La Cassazione, nel disattendere la tesi difensiva, ha affermato il principio di cui sopra. In particolare, ha ricordato la S.C., con distinte pronunce si è già affermata la responsabilità a titolo di riciclaggio di chi permetta il versamento di somme frutto di precedenti delitti sul proprio conto corrente bancario nella consapevolezza dell’origine illecita delle somme. Con una recente pronuncia si è difatti affermato che integra il delitto di riciclaggio la condotta di chi, senza aver concorso nel delitto presupposto, metta a disposizione il proprio conto corrente per ostacolare l’accertamento della delittuosa provenienza delle somme da altri ricavate mediante frode informatica, consentendone il versamento su di esso e provvedendo, di seguito, al loro incasso (Cass. pen., Sez. II, n. 19125 del 26/4/2023, CED Cass. 284653 – 01): l’applicazione dei sopra esposti principi al caso in esame deve portare ad affermare che integra proprio la condotta di riciclaggio la ricezione su un proprio conto corrente bancario di somme di denaro provento di precedente truffa informatica nella consapevolezza, che può anche consistere nella sola accettazione del rischio quale dolo eventuale, della provenienza illecita.

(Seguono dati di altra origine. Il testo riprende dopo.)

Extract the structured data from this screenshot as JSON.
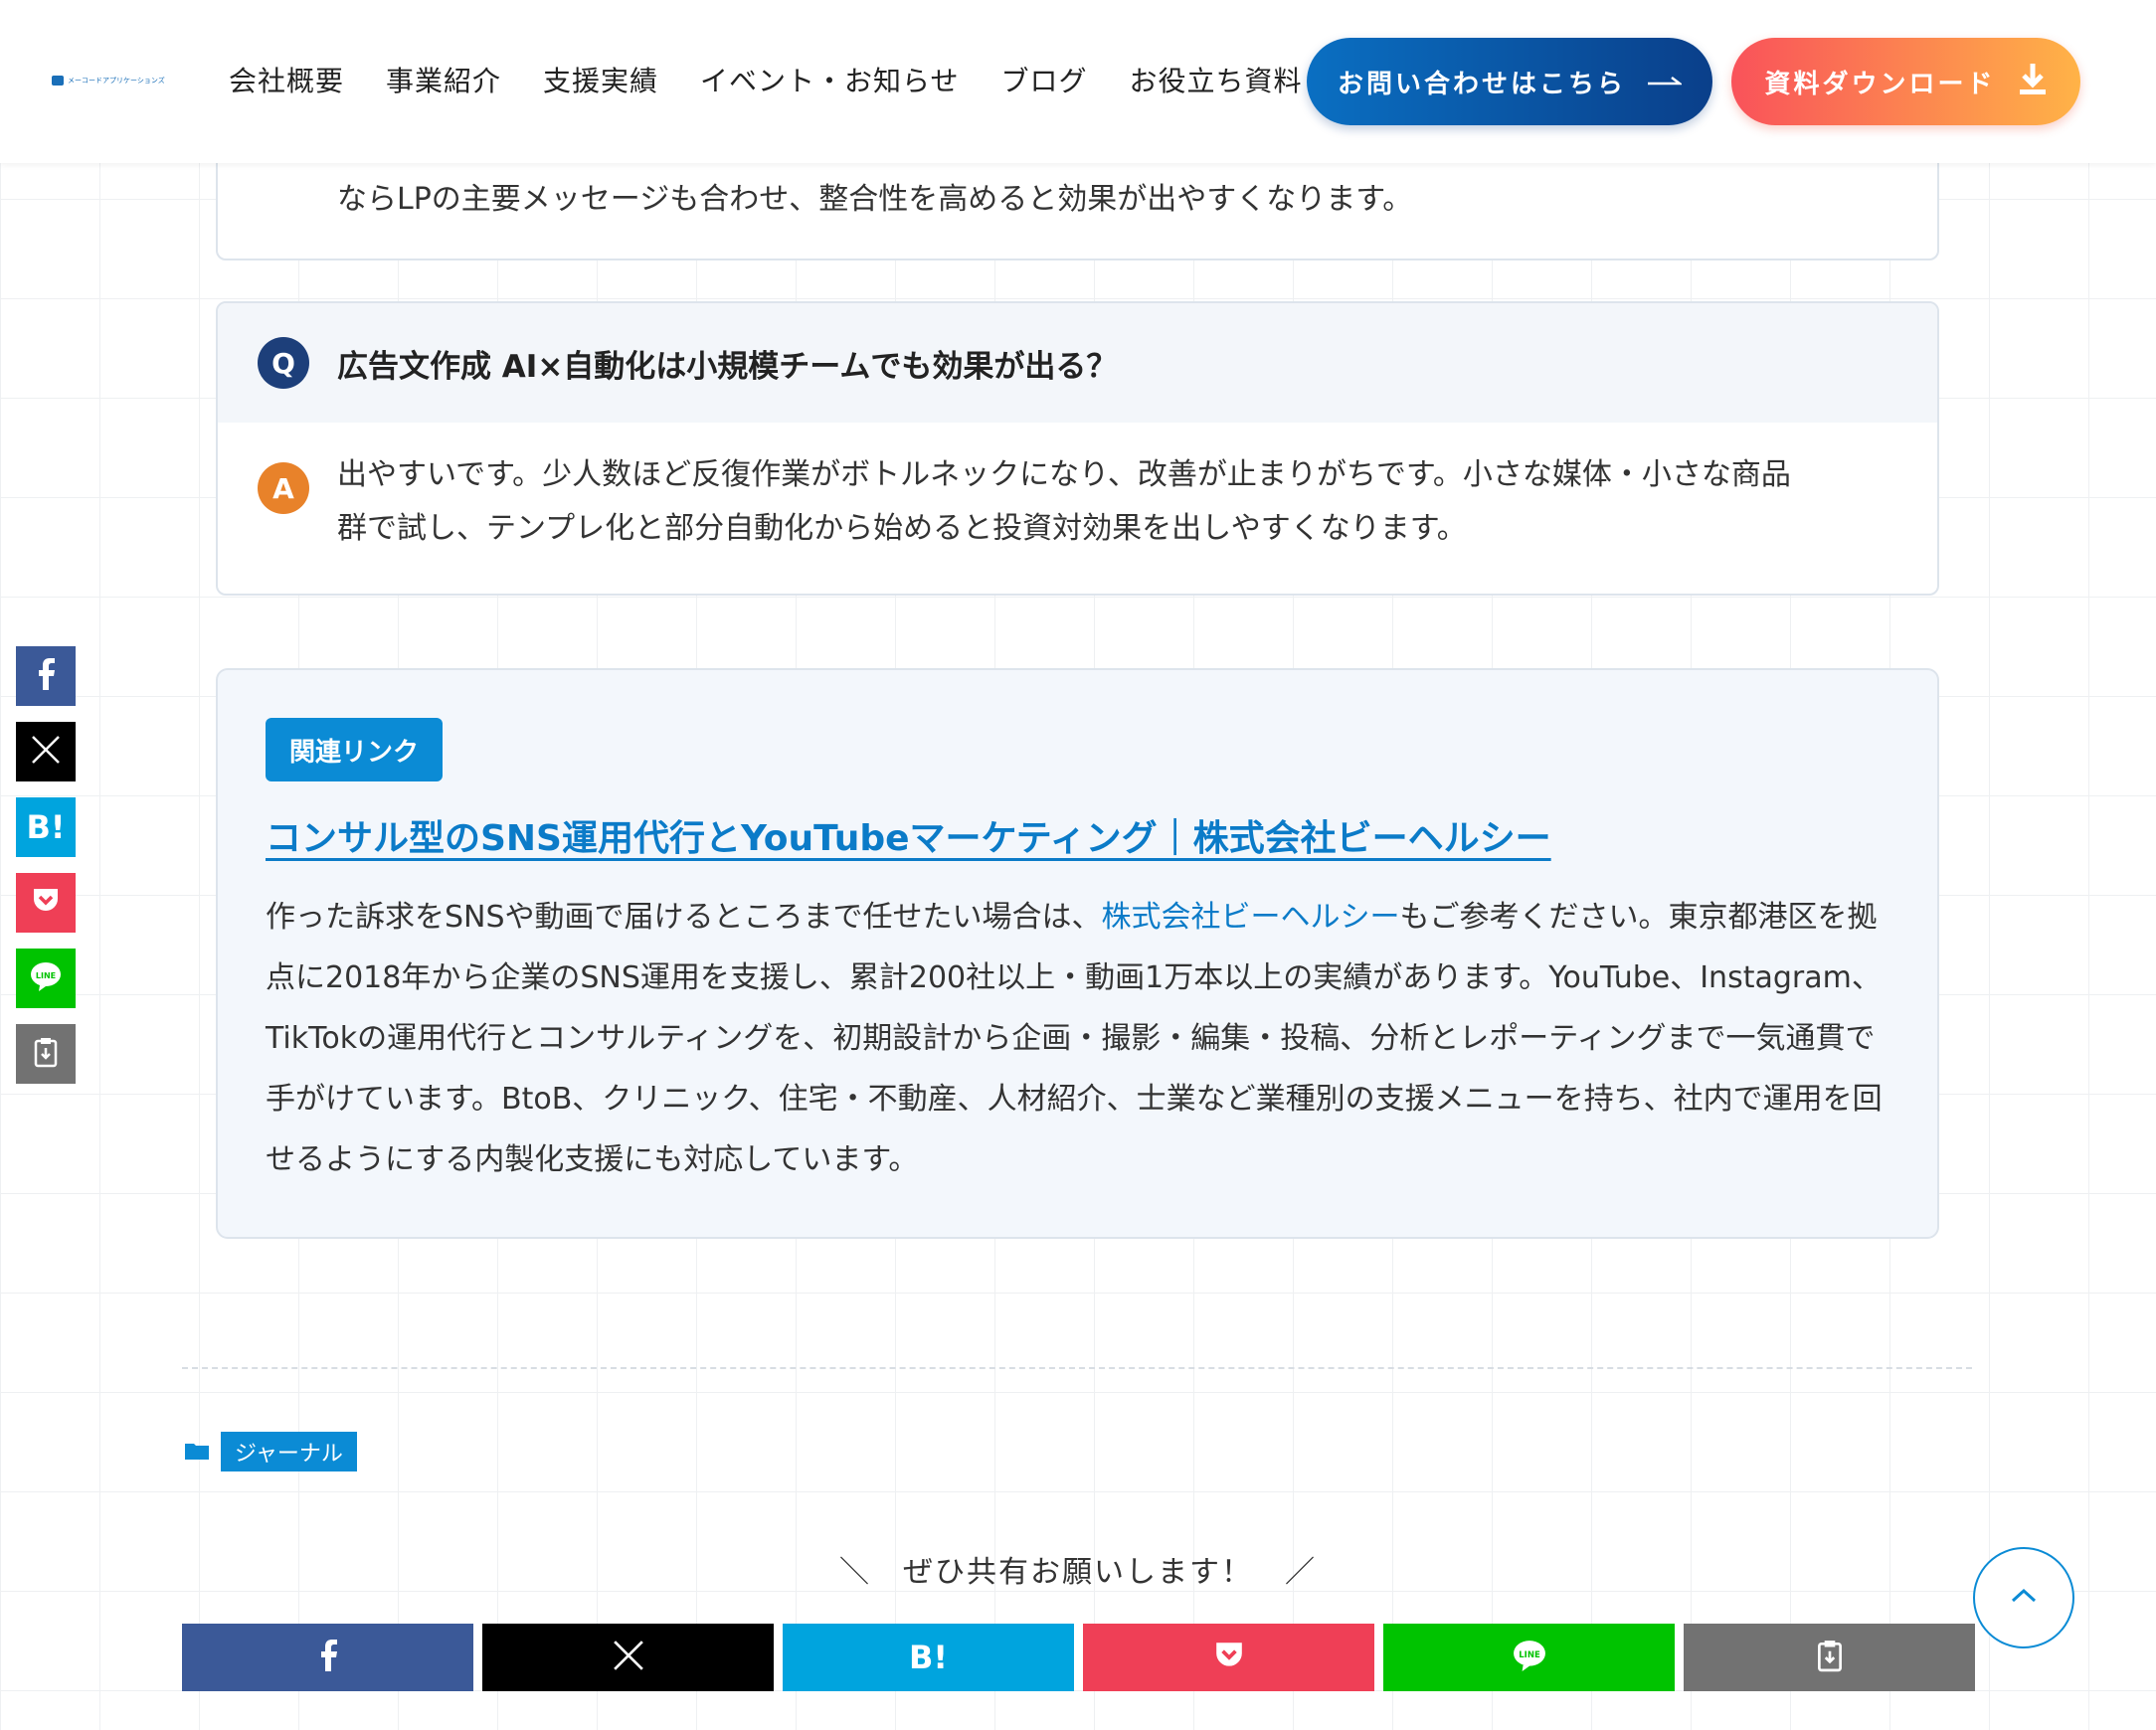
{
  "header": {
    "logo_text": "メーコードアプリケーションズ",
    "nav": [
      "会社概要",
      "事業紹介",
      "支援実績",
      "イベント・お知らせ",
      "ブログ",
      "お役立ち資料"
    ],
    "contact_button": "お問い合わせはこちら",
    "download_button": "資料ダウンロード"
  },
  "faq": [
    {
      "answer_letter": "A",
      "answer": "ならLPの主要メッセージも合わせ、整合性を高めると効果が出やすくなります。"
    },
    {
      "question_letter": "Q",
      "question": "広告文作成 AI×自動化は小規模チームでも効果が出る？",
      "answer_letter": "A",
      "answer_line1": "出やすいです。少人数ほど反復作業がボトルネックになり、改善が止まりがちです。小さな媒体・小さな商品",
      "answer_line2": "群で試し、テンプレ化と部分自動化から始めると投資対効果を出しやすくなります。"
    }
  ],
  "related": {
    "badge": "関連リンク",
    "title": "コンサル型のSNS運用代行とYouTubeマーケティング｜株式会社ビーヘルシー",
    "body_pre": "作った訴求をSNSや動画で届けるところまで任せたい場合は、",
    "body_link": "株式会社ビーヘルシー",
    "body_post": "もご参考ください。東京都港区を拠点に2018年から企業のSNS運用を支援し、累計200社以上・動画1万本以上の実績があります。YouTube、Instagram、TikTokの運用代行とコンサルティングを、初期設計から企画・撮影・編集・投稿、分析とレポーティングまで一気通貫で手がけています。BtoB、クリニック、住宅・不動産、人材紹介、士業など業種別の支援メニューを持ち、社内で運用を回せるようにする内製化支援にも対応しています。"
  },
  "category": "ジャーナル",
  "share": {
    "heading": "＼　ぜひ共有お願いします！　／",
    "hatena_label": "B!"
  },
  "icons": {
    "facebook": "facebook-icon",
    "x": "x-icon",
    "hatena": "hatena-icon",
    "pocket": "pocket-icon",
    "line": "line-icon",
    "copy": "copy-icon"
  },
  "colors": {
    "facebook": "#3b5998",
    "x": "#000000",
    "hatena": "#00a4de",
    "pocket": "#ef3f56",
    "line": "#00c300",
    "copy": "#727272",
    "accent": "#0b8bd5"
  }
}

Né può ritenersi fondata, secondo la Cassazione, la richiesta di applicazione del regime sul concorso di persone nel reato presupposto, richiamando a tal fine Cass. pen., Sez. Un., n. 25191 del 27/2/2014, Iavarazzo, CED Cass. 259587 – 01). Orbene, ai fini della qualificazione giuridica dei fatti di riciclaggio in caso di messa a disposizione di un conto corrente ove fare transitare somme di denaro provento di delitti contro il patrimonio ed in particolare di truffa informatica, occorre affermare che risponde del reato exartt. 110–640-ter c.p. colui che abbia, d’accordo con gli autori materiali della condotta criminosa di sottrazione illecita di somme ed a conoscenza specifica della stessa, ricevuto le somme al fine della successiva redistribuzione; viceversa il soggetto che abbia aperto ed operato sul c/c quale titolare soltanto al fine di permettere agli autori del reato presupposto di venire successivamente in possesso del profitto illecito, risponde proprio del più grave delitto di cui all’art. 648-bis c.p., non sussistendo alcun profilo neppure di mero concorso morale nel reato di truffa informatica. In tali casi infatti, il titolare del conto può avere raggiunto un accordo con gli autori del delitto presupposto sulla base del quale prevedere il versamento del profitto illecito sul quel c/c ma, essendo del tutto inconsapevole ed ignaro delle modalità̀ di consumazione del successivo delitto produttivo di profitto illecito, non può risponderne a titolo di concorso, avendo posto in essere un’azione tipica che è diretta ad ostacolare l’individuazione del profitto illecito ed a permettere agli autori dell’azione di truffa di godere del suddetto profitto.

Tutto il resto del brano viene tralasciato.